Online seit heute, 17.10 Uhr

Österreich wird das UNO-Welternährungsprogramm (WFP) in Äthiopien mit 1,5 Millionen Euro unterstützen. Das teilte Bundeskanzler Sebastian Kurz (ÖVP) anlässlich eines Besuches in der östlich gelegenen Somali-Region heute mit.
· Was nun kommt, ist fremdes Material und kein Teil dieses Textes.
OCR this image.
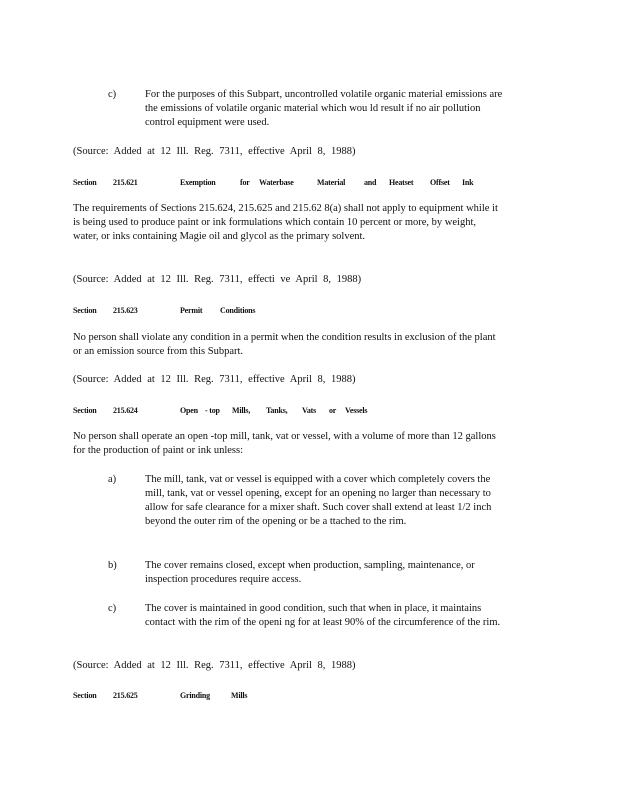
c)	For the purposes of this Subpart, uncontrolled volatile organic material emissions are the emissions of volatile organic material which wou ld result if no air pollution control equipment were used.

(Source: Added at 12 Ill. Reg. 7311, effective April 8, 1988)
Section 215.621	Exemption	for Waterbase	Material and Heatset Offset Ink

The requirements of Sections 215.624, 215.625 and 215.62 8(a) shall not apply to equipment while it is being used to produce paint or ink formulations which contain 10 percent or more, by weight, water, or inks containing Magie oil and glycol as the primary solvent.

(Source: Added at 12 Ill. Reg. 7311, effecti ve April 8, 1988)
Section 215.623	Permit Conditions

No person shall violate any condition in a permit when the condition results in exclusion of the plant or an emission source from this Subpart.

(Source: Added at 12 Ill. Reg. 7311, effective April 8, 1988)
Section 215.624	Open - top Mills, Tanks, Vats or Vessels

No person shall operate an open -top mill, tank, vat or vessel, with a volume of more than 12 gallons for the production of paint or ink unless:

a)	The mill, tank, vat or vessel is equipped with a cover which completely covers the mill, tank, vat or vessel opening, except for an opening no larger than necessary to allow for safe clearance for a mixer shaft. Such cover shall extend at least 1/2 inch beyond the outer rim of the opening or be a ttached to the rim.

b)	The cover remains closed, except when production, sampling, maintenance, or inspection procedures require access.

c)	The cover is maintained in good condition, such that when in place, it maintains contact with the rim of the openi ng for at least 90% of the circumference of the rim.

(Source: Added at 12 Ill. Reg. 7311, effective April 8, 1988)
Section 215.625	Grinding	Mills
Finanziert werden soll damit hauptsächlich die Versorgung von Binnenvertriebenen (Internally Displaced People, IDP) in der größten, aber ärmsten Region Äthiopiens.

Regionalpräsident Mustafe Muhumad Omer zeigte sich über die Zusage erfreut und betonte zugleich, dass vor allem auch im Gesundheitssektor und bei dem Aufbau eines funktionierenden Justizsystems internationale Hilfe notwendig sei. Äthiopien ist seit 1999 Schwerpunktland der Österreichischen Entwicklungszusammenarbeit (OEZA), vor einigen Jahren wurde aber ein Projekt im Bereich Gesundheit in der Somali-Region ausgesetzt. Infolgedessen sei der Gesundheitssektor „kollabiert“, erzählte Omer vor österreichischen und äthiopischen Journalisten in seinem Regierungssitz in der Hauptstadt Jijiga.

Von rund 2,7 Millionen Binnenvertriebenen in ganz Äthiopien lebt derzeit rund eine Million in der Somali-Region, Anfang des Jahres eskalierten ethnische Konflikte und Konflikte um Landressourcen infolge des Klimawandels, was die Situation in den chronisch unterfinanzierten Zentren für Binnenvertriebene weiter verschärfte.